You can consolidate your unsecured loans in the following situations:

  • If you are expecting some money in the near future, that can be used to pay off a major part of your new loan.
  • If there are too many small debts with varying interest rates, that is making it difficult for you to keep track of.
  • If you don’t want to risk defaulting a payment and letting it affect your credit score.
  • If you are building up your credit history for future borrowings.
  • If your banker is willing to give you a good deal. If the new rate of interest is equal to or lower than the average of your existing rates of interest. This will reduce your overall outstanding amount, thereby reducing you total debts.

How To Eliminate Unsecured Loans?

There are a number of ways one can eliminate or consolidate their unsecured loans.

Friends And Family

Ask your friends and family to lend you at least a major portion of your debt if not enough money to pay off all your debts. You can pay them a good rate of interest, higher than what they would get for a bank deposit. This will be lower than the interest you would pay, if you borrow this money from a financial institution. Thus a win-win situation.

Credit Card Consolidation

Consolidate your credit card debts by negotiating with your current lender. Ask them for better rates, longer terms or more benefits in terms of cashbacks, rewards, etc, for using their card. If your current lender is not ready to budge, check with other credit card companies. In this highly competitive market, you are sure to get a good deal.

Professional Help

Seek the help of a professional. A debt consolidation company or an advisor will be able to assess your financial situation. They will be able to advise you as to how to deal with the debts and if and what debts you must consolidate.

Extra Payments

Instead of making a single monthly payment, pay more every month. Extra payment once in few months can also help. This will not only reduce the principle amount but also the rate of interest. If you get any extra money such as a lottery or inheritance, use it to pay off your debts.

Debt Consolidation Programs

These programs will help you analyse your financial situation and come up with a plan to pay off your debts effectively. They will tell you how much money you should pay your debtors each month, in order to be debt free sooner rather than later.

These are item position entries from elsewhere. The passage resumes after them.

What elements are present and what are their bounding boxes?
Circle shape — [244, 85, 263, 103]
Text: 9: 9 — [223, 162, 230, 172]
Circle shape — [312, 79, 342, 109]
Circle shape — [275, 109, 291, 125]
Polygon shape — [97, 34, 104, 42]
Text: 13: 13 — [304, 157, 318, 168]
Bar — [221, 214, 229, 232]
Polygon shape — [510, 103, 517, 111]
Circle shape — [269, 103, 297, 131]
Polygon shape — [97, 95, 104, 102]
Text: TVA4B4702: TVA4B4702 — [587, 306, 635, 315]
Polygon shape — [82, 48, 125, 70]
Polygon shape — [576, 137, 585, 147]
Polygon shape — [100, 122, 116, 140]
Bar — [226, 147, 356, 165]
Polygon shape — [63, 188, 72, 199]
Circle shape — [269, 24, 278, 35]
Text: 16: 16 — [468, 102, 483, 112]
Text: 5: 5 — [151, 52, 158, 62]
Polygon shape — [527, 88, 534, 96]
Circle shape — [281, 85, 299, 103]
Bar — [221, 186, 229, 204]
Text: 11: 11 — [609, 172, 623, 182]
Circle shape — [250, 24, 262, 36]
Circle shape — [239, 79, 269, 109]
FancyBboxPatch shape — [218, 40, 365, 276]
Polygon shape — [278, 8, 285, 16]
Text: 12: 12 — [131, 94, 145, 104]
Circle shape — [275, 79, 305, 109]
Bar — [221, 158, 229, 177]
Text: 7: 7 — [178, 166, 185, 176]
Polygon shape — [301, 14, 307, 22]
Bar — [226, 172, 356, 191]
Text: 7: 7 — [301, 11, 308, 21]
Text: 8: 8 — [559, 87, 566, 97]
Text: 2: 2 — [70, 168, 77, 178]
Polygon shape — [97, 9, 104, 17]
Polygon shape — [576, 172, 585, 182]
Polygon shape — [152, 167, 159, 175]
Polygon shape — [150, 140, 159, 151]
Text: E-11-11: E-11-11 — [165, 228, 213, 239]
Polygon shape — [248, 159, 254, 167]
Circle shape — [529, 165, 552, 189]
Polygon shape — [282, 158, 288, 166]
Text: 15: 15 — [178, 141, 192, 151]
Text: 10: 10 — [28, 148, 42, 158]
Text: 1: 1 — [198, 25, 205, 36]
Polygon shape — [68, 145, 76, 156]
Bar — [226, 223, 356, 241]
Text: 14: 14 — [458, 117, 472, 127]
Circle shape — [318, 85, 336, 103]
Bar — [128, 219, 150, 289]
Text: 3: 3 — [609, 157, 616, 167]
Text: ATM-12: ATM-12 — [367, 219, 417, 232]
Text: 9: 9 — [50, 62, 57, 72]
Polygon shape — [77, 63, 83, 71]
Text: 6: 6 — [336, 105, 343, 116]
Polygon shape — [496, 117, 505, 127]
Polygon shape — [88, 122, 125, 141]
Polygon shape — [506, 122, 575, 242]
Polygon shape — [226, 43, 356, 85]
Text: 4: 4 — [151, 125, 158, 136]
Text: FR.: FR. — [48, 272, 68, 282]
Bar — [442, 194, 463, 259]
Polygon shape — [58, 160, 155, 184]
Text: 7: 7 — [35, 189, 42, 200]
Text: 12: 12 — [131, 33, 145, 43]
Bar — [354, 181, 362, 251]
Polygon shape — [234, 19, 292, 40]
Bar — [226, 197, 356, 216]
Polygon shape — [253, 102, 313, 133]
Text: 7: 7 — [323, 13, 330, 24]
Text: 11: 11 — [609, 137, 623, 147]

These programs can also help you prioritize. Some loans have a higher interest rate than others. It is always advisable to tackle these high interest loans first.

Debt Consolidation Loan

The most common method of consolidating unsecured debts is to bundle up all the debts into a single loan. This loan generally has an interest rate that is the average of all the debts you are consolidating. Try to get a loan for a rate lesser than what you were paying as it will reduce your overall debt.

Conclusion

Unsecured loans can be a boon to those who can repay their debts on time. It gives them immediate money without collateral. This is good growth at a low risk. However, if one cannot pay the debts on time, unsecured loans will only worsen the situation. One can get stuck with very long term debts due to the lack of effective financial management.